Misschien wordt dit mijn laatste beroep. Ik ben 51, fysiek nog in goede conditie, maar voor hetzelfde geld overkomt me iets en kan ik geen les meer geven. Ik zal wel zien. Misschien evolueer ik naar een andere functie binnen de circuswereld. Ik hoop dat ik een voorbeeld kan zijn voor andere mensen die vastgeroest zitten in een job en eigenlijk iets anders willen doen. Als je iets durft los te laten, komen er andere dingen op je pad. Ik geloof ook niet dat alles vastligt. Er komen verschillende dingen op je pad en je kiest wat je ermee doet.”
>> 25 jaar
>> vanaf 6 jaar: lid van Circusplaneet
>> vanaf 16 jaar: assistent bij Circusplaneet
>> Geeft er multilessen, community training en is ook deeltijds wijkcoördinator
>> Circusopleiding: Animatorcursus, BIC, BIC social
>> Opleiding: Graduaat Sociaal Werk
“Ik heb altijd gedacht dat ik aan een circushogeschool zou studeren en circusartiest zou worden. Maar rond mijn zeventiende was ik het beu om constant te trainen. Ik was toen assistent bij Circusplaneet en ontdekte het pedagogische luik van circus en het potentieel dat daarin schuilt. Mijn interesse om op te treden is trouwens niet volledig verdwenen is. Als circusdocent voel ik me ook circusartiest. Als ik voor een groep sta, heb ik het gevoel dat ik aan het optreden ben. Net zoals een straatartiest moet ik mijn groep in de gaten houden. Welke dynamiek speelt er? Welke trucs zet ik in om het publiek aan te spreken? Net zoals artiesten wil ik dat mijn groep kinderen zich amuseert en dat ze in een andere wereld komen. Maar ik zal meer kunnen veranderen in de wereld als circusdocent dan als circusartiest.

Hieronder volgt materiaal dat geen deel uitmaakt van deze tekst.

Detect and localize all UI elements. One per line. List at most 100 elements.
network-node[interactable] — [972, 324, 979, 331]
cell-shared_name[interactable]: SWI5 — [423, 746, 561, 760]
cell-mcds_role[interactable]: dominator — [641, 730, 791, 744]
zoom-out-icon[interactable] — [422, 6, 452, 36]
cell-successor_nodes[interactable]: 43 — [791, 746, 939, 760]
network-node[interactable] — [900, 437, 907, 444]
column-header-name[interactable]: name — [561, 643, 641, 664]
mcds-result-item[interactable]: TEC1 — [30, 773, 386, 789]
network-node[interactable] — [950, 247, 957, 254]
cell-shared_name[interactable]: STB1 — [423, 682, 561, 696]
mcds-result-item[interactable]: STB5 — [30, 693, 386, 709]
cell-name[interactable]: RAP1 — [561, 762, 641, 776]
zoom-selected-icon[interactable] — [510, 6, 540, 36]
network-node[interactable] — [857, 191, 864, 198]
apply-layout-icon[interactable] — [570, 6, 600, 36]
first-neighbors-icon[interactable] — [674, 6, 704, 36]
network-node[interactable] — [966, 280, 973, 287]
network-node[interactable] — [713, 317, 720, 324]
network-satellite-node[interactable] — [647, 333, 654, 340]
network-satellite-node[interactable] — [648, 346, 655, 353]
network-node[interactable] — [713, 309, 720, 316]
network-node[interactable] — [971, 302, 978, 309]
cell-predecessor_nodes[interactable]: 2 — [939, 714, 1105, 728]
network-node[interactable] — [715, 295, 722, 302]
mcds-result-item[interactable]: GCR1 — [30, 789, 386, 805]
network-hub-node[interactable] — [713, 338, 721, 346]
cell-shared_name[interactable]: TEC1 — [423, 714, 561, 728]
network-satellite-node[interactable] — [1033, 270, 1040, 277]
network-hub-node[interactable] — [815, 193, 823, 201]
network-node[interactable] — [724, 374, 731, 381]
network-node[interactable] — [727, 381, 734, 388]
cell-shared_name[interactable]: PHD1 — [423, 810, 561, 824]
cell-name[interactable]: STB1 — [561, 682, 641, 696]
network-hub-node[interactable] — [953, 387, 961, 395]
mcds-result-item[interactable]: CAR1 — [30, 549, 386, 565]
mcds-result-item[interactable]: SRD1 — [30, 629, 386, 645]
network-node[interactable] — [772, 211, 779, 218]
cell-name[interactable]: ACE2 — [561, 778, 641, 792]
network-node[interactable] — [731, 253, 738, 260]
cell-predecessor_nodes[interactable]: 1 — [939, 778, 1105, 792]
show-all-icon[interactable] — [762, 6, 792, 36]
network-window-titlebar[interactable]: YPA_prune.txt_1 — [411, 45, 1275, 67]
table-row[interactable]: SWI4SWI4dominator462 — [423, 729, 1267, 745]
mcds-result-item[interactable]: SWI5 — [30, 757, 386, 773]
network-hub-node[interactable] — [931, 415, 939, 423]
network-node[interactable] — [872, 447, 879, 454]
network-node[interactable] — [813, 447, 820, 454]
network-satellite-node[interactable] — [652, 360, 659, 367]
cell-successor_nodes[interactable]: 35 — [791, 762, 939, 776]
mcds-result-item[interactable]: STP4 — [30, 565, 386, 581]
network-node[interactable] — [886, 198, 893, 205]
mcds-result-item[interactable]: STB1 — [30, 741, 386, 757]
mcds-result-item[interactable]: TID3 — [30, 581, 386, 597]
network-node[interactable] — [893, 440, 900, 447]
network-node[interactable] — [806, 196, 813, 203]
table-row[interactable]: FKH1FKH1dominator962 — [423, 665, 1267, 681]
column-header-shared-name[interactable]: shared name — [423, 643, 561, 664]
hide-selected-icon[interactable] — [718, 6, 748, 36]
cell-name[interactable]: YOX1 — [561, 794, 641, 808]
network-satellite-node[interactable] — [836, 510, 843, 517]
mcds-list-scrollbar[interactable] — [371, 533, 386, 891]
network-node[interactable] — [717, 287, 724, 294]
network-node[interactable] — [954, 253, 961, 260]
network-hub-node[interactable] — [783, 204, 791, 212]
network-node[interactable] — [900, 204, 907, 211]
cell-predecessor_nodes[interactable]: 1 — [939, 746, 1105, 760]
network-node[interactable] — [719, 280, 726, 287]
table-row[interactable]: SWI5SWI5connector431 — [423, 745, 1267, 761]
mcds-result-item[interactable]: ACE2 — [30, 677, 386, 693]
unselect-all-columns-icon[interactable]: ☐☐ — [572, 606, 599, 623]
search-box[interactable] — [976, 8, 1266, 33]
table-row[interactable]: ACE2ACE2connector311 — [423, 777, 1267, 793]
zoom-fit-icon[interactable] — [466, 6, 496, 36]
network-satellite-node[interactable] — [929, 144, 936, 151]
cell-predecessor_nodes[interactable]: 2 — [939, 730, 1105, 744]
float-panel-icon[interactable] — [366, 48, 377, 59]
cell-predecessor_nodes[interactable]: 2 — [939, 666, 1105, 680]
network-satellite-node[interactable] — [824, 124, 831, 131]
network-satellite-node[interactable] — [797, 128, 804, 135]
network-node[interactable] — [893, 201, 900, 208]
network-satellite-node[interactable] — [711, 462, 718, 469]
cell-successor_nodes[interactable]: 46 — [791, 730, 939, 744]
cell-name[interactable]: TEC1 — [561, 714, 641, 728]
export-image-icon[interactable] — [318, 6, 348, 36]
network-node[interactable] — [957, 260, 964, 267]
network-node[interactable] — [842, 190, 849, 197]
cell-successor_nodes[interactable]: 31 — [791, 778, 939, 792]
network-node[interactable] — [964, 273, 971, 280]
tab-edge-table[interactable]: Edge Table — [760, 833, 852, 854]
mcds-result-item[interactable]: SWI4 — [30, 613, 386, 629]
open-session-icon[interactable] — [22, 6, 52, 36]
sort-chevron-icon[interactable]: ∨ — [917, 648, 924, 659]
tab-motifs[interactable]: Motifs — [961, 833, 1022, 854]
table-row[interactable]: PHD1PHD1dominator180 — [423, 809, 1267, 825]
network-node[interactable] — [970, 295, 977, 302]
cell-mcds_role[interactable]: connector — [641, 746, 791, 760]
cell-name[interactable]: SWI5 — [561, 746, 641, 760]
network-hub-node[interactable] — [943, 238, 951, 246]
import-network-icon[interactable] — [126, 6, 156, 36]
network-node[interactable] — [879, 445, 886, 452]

Als er over circus gepraat wordt, gaat het altijd over het artistieke terwijl het pedagogische ook belangrijk is. Circus is een interessant middel om op een laagdrempelige manier aan toeleiding te doen, om vertrouwen op te wekken en kennis te maken met mensen rondom je. Ik heb het gevoel dat een deel van de jeugd niet terecht kan in het reguliere vrijetijdsaanbod. Ik werk aan de Watersportbaan in Gent als wijkcoördinator voor Circusplaneet. Je hebt daar enkel voetbal voor jongens tussen 6 en 13 jaar. Dat is heel fijn, maar de populatie van de Watersportbaan bestaat uit meer dan dat. Circus kan veel opvangen.
Circus is in principe voor iedereen, maar de realiteit toont iets anders. Nog altijd kijken sommige mensen raar op als je met circus aankomt. Dat sommigen daar helemaal niet van moeten weten, is geen probleem. Ik wil me niet opdringen. Het helpt voor mezelf om prioriteiten te stellen: wil ik van die kinderen topartiesten maken of is plezier en zelfontplooiing belangrijker? Op die manier stap ik al eens af van bordjes draaien of diabolo, en focus ik meer op spelletjes en teambuildingsactiviteiten. Misschien kan ik zo wel een brug slaan naar circus.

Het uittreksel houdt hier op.